The prize, which celebrates its 31st anniversary this year, celebrates the best story under 2,500 words. 

Srinivasan was honoured for his story 1984. Jurors Francine Cunningham, Frances Itani, C.M. and Ian Roy commended it for its "confident style," "striking detail" and "ease of narration," in a press statement.

"This personalized account closely examines a disturbing societal fracture in the year 1984," they said. "Rooted in sometimes disturbing detail, this story is beautifully rendered, with uncompromising descriptions that challenge the reader."

Born and raised in India, Srinivasan now lives in Vancouver and is at work on his first novel. His writing highlights fractures of all kinds: personal, societal, economic, religious and political. His work has appeared in publications such as Identity Theory, Midway Journal, Snarl, Hunger, XRAY, Coachella Review, Selkie, Oyster River Pages, Sidereal and Lunch Ticket.

He was shortlisted for the 2024 Malahat Review Open Season Awards — Fiction, the 2023 Bridport Prize for Fiction and the 2022 Bristol Short Story Prize. 

Srinivasan was on the shortlist for the 2024 CBC Short Story Prize with his story The Baby. He was in fact on the 2024 CBC Short Story Prize longlist twice: for Disprin and for The Baby.

He previously made the 2023 CBC Short Story Prize longlist for an earlier version of The Baby.

Srinivasan's 1984 was chosen from a 12-story shortlist that was distilled from 652 submissions — and he's not the only one with a CBC Literary Prizes connection. 

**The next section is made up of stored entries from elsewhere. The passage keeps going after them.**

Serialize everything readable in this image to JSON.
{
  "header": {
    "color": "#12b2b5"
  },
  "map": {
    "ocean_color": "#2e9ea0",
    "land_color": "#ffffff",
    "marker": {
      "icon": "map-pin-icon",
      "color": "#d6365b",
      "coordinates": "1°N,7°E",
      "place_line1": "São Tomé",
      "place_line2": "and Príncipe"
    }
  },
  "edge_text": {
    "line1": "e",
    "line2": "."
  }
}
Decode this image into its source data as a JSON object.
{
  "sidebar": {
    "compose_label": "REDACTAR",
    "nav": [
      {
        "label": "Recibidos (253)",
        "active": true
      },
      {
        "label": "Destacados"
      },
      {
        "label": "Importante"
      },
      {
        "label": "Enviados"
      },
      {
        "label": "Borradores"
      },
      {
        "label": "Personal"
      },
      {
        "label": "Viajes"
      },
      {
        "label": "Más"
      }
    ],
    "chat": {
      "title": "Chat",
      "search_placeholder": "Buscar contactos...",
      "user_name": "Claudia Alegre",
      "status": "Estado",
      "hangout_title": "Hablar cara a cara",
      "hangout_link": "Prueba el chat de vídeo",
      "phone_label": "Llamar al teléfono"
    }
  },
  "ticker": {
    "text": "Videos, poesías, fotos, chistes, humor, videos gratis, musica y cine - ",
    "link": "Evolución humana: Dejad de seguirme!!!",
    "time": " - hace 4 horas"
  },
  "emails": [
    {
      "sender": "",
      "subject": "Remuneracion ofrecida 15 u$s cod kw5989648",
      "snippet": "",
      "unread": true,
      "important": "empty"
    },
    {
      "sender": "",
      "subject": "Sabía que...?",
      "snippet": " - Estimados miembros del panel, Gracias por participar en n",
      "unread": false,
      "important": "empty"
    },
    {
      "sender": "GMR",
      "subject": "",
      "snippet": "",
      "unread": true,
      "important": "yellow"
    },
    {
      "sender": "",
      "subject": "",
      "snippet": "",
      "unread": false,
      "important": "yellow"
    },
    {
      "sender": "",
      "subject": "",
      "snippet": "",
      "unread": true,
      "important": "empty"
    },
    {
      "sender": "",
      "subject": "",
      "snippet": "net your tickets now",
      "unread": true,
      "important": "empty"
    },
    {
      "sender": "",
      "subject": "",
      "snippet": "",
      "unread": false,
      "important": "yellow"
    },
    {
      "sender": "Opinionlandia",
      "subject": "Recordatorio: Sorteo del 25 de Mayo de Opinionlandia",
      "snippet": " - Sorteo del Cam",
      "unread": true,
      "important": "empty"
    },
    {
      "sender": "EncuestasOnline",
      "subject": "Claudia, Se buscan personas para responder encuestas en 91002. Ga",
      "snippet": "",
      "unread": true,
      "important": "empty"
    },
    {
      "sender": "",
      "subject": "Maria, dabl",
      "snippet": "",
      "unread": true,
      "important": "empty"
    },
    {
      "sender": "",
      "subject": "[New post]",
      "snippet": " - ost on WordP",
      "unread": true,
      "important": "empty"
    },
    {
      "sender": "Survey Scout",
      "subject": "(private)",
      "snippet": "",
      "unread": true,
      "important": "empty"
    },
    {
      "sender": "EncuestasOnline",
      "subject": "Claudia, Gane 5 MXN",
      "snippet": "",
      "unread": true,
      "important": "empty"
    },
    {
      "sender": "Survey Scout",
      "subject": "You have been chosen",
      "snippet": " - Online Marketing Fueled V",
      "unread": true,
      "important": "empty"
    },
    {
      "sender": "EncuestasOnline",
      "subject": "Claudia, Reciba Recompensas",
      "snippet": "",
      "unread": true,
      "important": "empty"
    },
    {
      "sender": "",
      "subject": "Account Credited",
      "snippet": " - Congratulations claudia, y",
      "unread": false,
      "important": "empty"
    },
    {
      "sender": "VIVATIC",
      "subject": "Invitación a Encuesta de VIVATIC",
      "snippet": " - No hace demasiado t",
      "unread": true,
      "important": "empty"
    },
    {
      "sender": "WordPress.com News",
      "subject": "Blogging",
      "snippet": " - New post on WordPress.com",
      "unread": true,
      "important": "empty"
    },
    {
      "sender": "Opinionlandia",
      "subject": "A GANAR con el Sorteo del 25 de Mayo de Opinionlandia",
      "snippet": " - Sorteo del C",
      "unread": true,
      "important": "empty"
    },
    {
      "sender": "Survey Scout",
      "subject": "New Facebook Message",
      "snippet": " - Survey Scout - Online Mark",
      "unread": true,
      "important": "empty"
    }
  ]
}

Also on the shortlist with a CBC Literary Prize are Jennilee Austria for When Faduma Saw Red, Lindsay Foran for Christmas in July, Evan J. for Four Stories, Zilla Jones for Unchained and Iryn Tushabe for Texture

Austria was longlisted for the 2022 CBC Short Story Prize for her story Her Life's Work, Foran was longlisted for the 2023 CBC Short Story Prize for her story How to Build a Bomb, J. was longlisted for the 2023 CBC Short Story Prize for his poem Nest, Jones was a finalist for the 2024 CBC Short Story Prize for her story How to Make a Friend and Tushabe was longlisted for the 2016 CBC Nonfiction Prize for her story The Star in my Dream.